Nous entendons à nouveau des tapements de pieds, la question disparait et cinq autres nains se retrouvent peints sur le mur. La lumière grandit encore un peu. On entend alors des cris, deux nains se disputent en regardant leurs compagnons aplatis sur le mur : - Je te l’avais dit que tes questions étaient nulles. Ce vieux roi a le cerveau tout endormi, mais qui a eu la bonne idée de faire venir ces deux gosses ? Ils sont trop malins et bavards.
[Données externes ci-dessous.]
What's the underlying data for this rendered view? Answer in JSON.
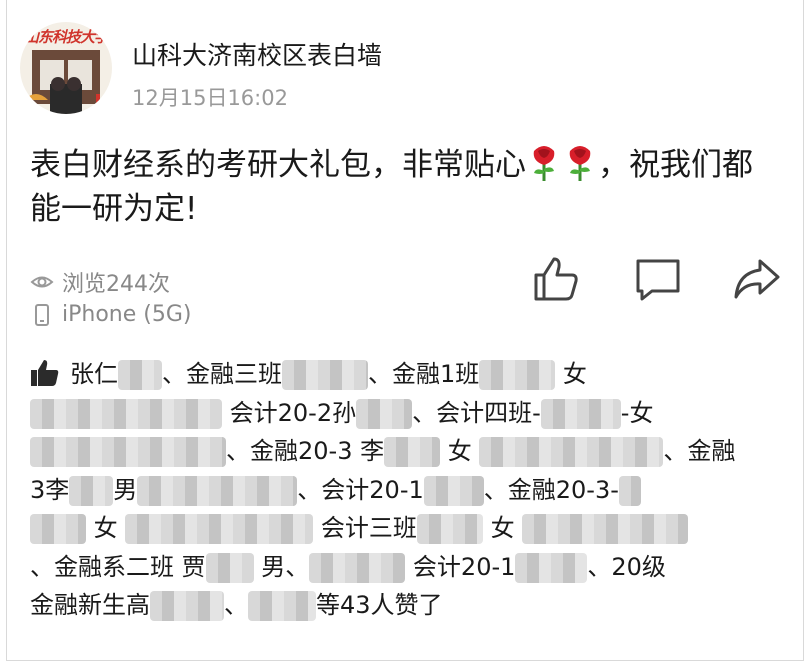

C’est qui, hein qui ? - C’est pas moi ! - Qui alors ? - C’est ces deux gros malins de Splich et Splach qui voulaient voir ce que c’était une école. Ils n’avaient pas le droit de s’approcher de la zone, mais ils ont désobéi à Violetta. Pour les punir et elle a voulu les transformer en pierre mais son sort était trop fort et il a fait effondrer la porte interdite. Ça a fait une poussière énorme et les deux gamins sont tombés du ciel. - Il faut les empêcher de parler, sinon ils vont tous nous faire disparaître avec leur blabla. » Enzo et moi nous blottissons l’un contre l’autre, les deux nains s’avancent vers nous l’air menaçant. Soudain on entend une grosse voix : « Fermez les portes, ce vent est insupportable ! » Les nains retournent vers leurs compagnons à toute allure et criant : « Il se réveille, il se réveille ! » - De qui est-ce qu’ils parlent ? me demande Enzo - Du roi, regarde- le, il est tout redressé et sa barbe n’est plus grise mais brune. - On dirait qu’il rajeunit. - Regarde là-haut, il fait presque jour ! - On voit les nuages qui passent. - Où vont-ils ? - Quand j’étais petit, j’observais les nuages avec mes parents. C’est rigolo, ils changent de formes, ils s’étirent, ils bougent tout le temps. - Mais oui, je me souviens, avec ma petite sœur, nous allions tous les samedis au Parc, on s’allongeait dans l’herbe verte et on regardait le ciel. On aurait dit que les nuages étaient toujours pressés, comme des voyageurs. - On dirait que leur forme représente des animaux ou des monstres et qu’ils vont à un endroit, peut-être pour pleuvoir et continuer leur chemin dans les rivières. On peut partir avec eux dans des rêves.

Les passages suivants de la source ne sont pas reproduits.